The company has done some projects around Florida and a few projects out of state, but most of the company’s work is in Pinellas County and the greater Tampa Bay area, within a two-hour drive from St. Petersburg.
“It’s a very stable area for retail because it’s so dense from a population standpoint. There are a lot of companies that want to come to this area, so we don’t have to try that hard to sell Pinellas County or Tampa Bay to potential retailers wanting to come into Florida. It’s already identified as a target market,” Yepes said. “Being a tenant-driven development company, we go where the tenants want to go. It just so happens that we live here and we’re able to do a lot of deals in this area because we know it so well.”

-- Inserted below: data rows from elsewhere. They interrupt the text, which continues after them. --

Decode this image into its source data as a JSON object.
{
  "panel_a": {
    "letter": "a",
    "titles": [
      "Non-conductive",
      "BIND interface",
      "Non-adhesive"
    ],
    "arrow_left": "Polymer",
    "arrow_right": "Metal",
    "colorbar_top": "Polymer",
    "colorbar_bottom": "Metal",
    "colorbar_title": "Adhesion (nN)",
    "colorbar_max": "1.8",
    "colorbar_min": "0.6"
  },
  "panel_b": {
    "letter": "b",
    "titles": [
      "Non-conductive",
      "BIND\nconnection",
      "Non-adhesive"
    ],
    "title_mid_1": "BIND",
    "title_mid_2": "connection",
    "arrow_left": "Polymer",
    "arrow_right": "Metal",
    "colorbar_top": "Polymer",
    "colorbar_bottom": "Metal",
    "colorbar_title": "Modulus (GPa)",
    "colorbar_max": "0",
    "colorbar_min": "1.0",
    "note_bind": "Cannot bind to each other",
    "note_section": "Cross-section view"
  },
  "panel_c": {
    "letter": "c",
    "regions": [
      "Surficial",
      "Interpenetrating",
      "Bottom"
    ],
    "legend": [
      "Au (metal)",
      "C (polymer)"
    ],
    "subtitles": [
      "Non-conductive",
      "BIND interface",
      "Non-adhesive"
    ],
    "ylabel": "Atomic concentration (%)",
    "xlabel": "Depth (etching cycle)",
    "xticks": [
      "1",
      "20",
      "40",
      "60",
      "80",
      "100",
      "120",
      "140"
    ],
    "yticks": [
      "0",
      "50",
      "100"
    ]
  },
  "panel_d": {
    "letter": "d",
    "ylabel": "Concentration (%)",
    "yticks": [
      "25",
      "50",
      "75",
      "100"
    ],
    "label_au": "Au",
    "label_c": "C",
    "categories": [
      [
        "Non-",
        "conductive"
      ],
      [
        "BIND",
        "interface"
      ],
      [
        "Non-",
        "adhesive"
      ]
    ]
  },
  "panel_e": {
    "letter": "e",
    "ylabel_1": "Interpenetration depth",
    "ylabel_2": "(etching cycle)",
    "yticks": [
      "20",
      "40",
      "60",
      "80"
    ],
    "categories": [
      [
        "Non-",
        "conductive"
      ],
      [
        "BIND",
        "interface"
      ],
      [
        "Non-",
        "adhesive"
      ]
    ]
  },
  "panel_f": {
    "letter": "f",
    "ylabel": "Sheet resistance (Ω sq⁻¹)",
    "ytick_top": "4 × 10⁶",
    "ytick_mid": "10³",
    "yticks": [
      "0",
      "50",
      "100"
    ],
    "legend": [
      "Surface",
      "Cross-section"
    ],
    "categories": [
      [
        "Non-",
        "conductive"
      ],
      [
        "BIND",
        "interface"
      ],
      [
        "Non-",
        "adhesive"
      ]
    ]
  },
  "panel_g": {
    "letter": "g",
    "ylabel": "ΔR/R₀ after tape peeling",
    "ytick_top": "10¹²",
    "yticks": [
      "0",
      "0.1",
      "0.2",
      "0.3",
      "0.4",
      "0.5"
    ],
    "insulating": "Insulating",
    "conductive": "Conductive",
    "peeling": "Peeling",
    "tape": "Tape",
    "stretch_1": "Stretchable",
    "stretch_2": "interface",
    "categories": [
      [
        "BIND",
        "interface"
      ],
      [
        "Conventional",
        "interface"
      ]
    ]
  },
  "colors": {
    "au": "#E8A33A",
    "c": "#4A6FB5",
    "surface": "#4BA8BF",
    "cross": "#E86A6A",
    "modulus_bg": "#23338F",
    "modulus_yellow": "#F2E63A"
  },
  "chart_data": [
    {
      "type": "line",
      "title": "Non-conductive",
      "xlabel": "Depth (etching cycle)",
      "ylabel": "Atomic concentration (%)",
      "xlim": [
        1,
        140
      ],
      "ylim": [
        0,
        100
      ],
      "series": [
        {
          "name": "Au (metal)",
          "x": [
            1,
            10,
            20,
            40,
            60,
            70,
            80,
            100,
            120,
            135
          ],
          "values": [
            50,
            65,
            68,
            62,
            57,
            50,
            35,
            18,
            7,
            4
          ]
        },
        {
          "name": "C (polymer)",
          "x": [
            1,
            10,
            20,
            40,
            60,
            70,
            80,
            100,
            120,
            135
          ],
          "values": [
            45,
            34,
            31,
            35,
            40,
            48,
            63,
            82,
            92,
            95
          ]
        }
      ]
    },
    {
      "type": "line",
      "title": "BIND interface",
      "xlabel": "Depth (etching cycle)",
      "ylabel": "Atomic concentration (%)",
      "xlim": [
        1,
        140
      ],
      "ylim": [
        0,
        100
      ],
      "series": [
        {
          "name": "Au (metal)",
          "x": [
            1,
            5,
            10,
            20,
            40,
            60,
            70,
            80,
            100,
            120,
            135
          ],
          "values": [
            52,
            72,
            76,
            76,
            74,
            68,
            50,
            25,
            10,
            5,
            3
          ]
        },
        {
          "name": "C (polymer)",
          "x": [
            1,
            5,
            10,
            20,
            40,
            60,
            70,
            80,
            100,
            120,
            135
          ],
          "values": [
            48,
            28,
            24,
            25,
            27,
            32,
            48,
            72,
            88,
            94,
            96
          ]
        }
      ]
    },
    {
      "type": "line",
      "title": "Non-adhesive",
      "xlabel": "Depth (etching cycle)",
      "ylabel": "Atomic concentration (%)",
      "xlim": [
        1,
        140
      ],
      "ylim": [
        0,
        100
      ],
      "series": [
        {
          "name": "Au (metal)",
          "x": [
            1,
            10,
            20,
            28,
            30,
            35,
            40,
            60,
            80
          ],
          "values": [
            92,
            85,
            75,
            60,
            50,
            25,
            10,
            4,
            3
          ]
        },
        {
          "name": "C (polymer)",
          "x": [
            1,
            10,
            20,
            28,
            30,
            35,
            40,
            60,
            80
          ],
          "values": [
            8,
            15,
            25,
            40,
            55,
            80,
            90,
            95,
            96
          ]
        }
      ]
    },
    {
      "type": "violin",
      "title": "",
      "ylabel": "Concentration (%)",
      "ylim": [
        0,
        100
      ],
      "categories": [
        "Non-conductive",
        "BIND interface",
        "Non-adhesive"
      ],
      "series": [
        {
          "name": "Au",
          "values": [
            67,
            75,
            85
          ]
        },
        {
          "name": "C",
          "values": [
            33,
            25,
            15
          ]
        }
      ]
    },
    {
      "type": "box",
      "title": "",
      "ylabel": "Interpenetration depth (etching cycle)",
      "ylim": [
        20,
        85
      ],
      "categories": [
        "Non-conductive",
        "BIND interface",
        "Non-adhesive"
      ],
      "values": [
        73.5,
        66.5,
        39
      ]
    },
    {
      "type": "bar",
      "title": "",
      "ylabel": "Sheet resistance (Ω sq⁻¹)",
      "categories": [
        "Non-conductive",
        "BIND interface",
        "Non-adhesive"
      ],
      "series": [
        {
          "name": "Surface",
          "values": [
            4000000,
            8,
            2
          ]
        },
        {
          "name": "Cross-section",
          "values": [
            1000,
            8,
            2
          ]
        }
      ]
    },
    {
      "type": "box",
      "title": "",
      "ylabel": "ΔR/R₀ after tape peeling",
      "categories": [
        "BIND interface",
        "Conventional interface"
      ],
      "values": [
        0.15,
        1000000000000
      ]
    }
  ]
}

While ecommerce has cut into brick-and-mortar sales nationally, most of Belleair’s portfolio — restaurants, gas stations, service companies such as hair or nail salons — provide goods and services that generally are not available online.
“We were feeling pretty good about that. Then Covid was declared a pandemic and we were instantly hit in the face with stacks of letters from tenants who were forced to shut down and it revealed itself very quickly, that there’s our exposure,” he said. “It was shocking how easily everything was shut down and all of a sudden, tenants had no way to generate sales.”
Belleair was fortunate to have great tenants, Yepes said.
“We lost a few, but not many, across all of our properties. We had to think through some creative solutions on how to make it through that time with the tenants,” he said.
Belleair is a values-based company that is focused on making a positive impact.
“If I were to say what’s the most important to us by far it’s our faith, No. 1. We look at what and how we develop as being responsible stewards with what we’ve been entrusted with,” Yepes said.
The company’s website includes a reference to a biblical verse from Colossians that says, “Whatever you do, work at it with all your heart, as working for the Lord and not for man.”
“A lot of time religious companies or Christian companies get a bad rap for saying things that aren’t politically correct, but at the end of the day that’s the standard by which I live my life. If you’re not OK with that, that’s fine, but that’s the standard I want you to hold me to,” Yepes said.
That strategy drives the type of development Belleair takes on. Yepes said he’s concerned about whether a project is good for the community.
“One of the litmus tests I use when considering a tenant to work with is — is it appropriate to bring kids into that establishment? If it’s not, there’s a very high probability I’m not doing that deal,” he said.
Because Belleair holds its properties for the long term, Yepes wants tenants to know they are doing business with a faith-based, family-based company.
“I look at every deal we do not so much by how much rent will be generated but by how many lives will be impacted. The surveyors, the engineers, the planners, the architects, all the trades, the electricians, roofers, and plumbers — every piece of the puzzle is someone who is able to put food on the table because of a decision we made to start a project,” he said. “Then you finish the project and you have long-term jobs created at that project. That’s what excites me. That’s what gets me out of bed in the morning. Not the rent check.”
Not every decision is easy or popular, Yepes said. When the company takes on a project that results in residents being displaced, Belleair works with each family or individual to establish a relocation plan and helps with moving expenses, he said.
“That’s the part people don’t see. They just see a big bad developer coming in and clearing out a park,” he said. “There are tough decisions we have to make, but at the end of the day, we’re people too and we try to make the best decision for the most amount of people that we can.”